By being a specialist in one of the market segments of real estate investing, you’ll surely benefit from the experience.
This is important for a successful real estate investing.
4. Find out all the costs involved
You must know the financial statements very well for example, operating expenses, loan payments, vacancy costs, taxes, etc.
Do not forget the cash flow statement. You must do this before taking the plunge and investing.
5. Find out where your tenants come from and their plans for the future.
Your tenants may consider moving if you increase your rent recently. If your tenants are renting for a short-term, it could be that they are staying there to attract unsuspecting buyers.
Do not forget to collect at least 2 months deposit as a security measure.
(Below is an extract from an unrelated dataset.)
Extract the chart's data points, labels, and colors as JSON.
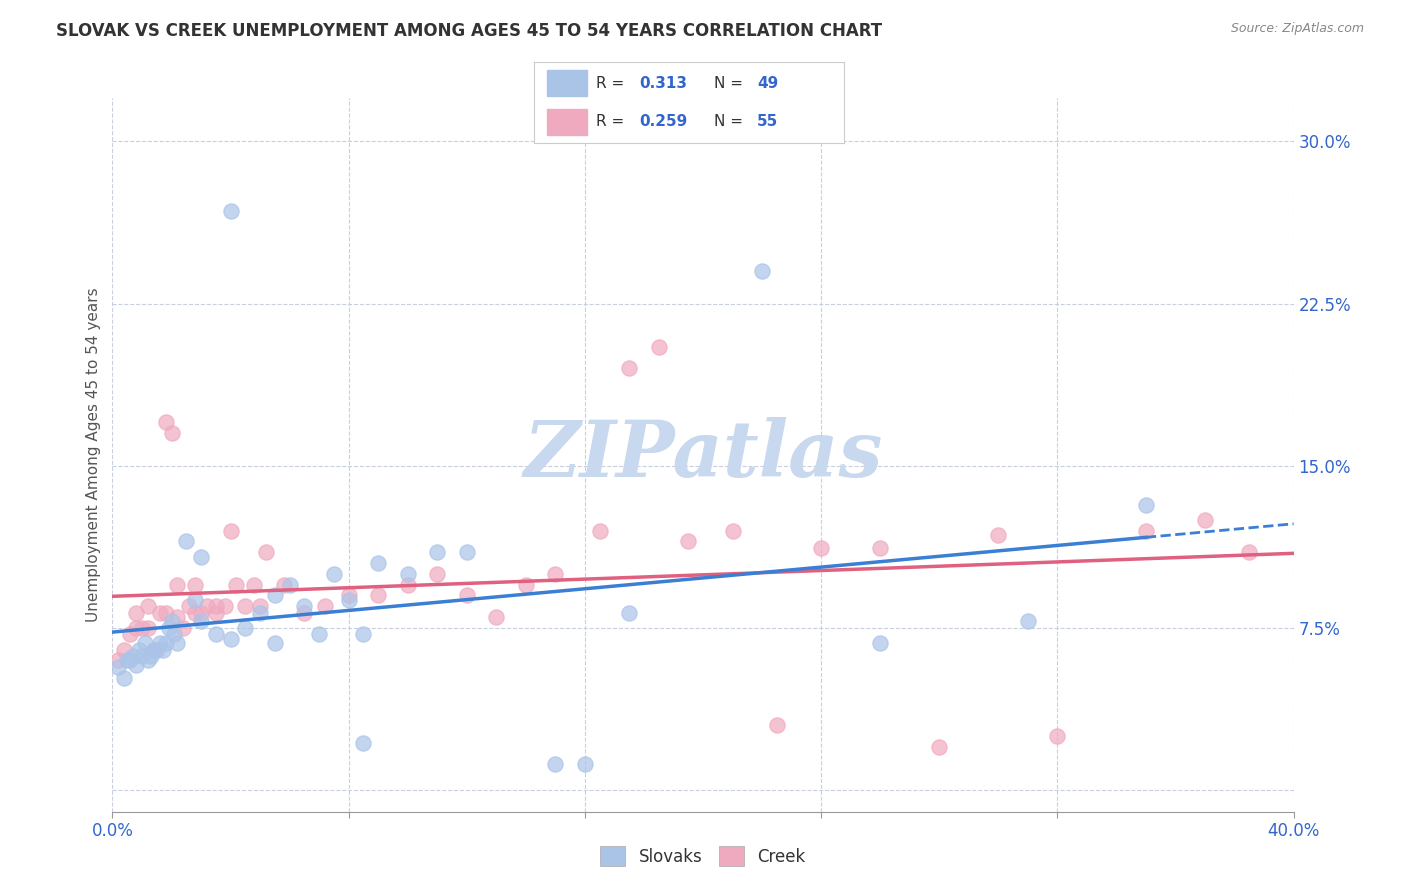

In summary, taking action is key to a successful real estate investing…
|
Discover How Thousands of People Just Like You Are Earning Massive Amounts of Residual Cash By Investing in Real-Estate Using These Secret Yet Simple Methods… CLICK HERE |
Knowing the Market is Key to Real Estate Investing
April 13, 2009 by Kenny Santos
Filed under Real Estate Investing
Real Estate Investing
A current hot topic on television, real estate investing is seen by many as a way to “Get Rich Quick”. What they don’t explain on shows like “Flip This House” is that the investors are professionals with years of experience. People that are not experienced or committed to learning the ropes are in for a hard lesson if, and when, they bite off more than they can chew. One of the best things a real estate investor can do is learn the local market conditions.
Know Your Market
Understanding you environment and market conditions will definitely give you a chance to make your investment a success. For instance, buying low and selling high is probably not going to happen in buyer’s market conditions. Of course there are exceptions to every scenario. When in doubt, do your research. Check out the newspaper. Watch the homes for sale in your own neighborhood. See how long they have been on the market. If you are planning on having a professional real estate agent market your home, talk to them. Get the information about market conditions prior to making the initial investment.
Where to Look
1. Look in the newspaper: Read the local real estate section in the newspaper.
2. Pick up the free magazines listing homes for sale at the grocery store.
3. Visit the neighborhoods in which you would like to invest and watch how long homes are sitting on the market before selling.
4. Check the internet. Find a local real estate website with information regarding local real estate market conditions. For example, a real estate agent in Birmingham, Alabama offers information on the Birmingham Alabama real estate market conditions and advice for home buyers and sellers.
Once you have familiarized yourself with your local real estate market, you will have a better idea of what to expect from your investment. Remember, there is one consistent fact to the real estate market, it changes. So staying current on the market should be a priority with any real estate investor. Once you have become educated on your real estate market, you will be able to look for homes that have good investment potential and be able to discern whether or not a positive return on investment will occur within your time frame. Which in turn will make your investment scheme a success.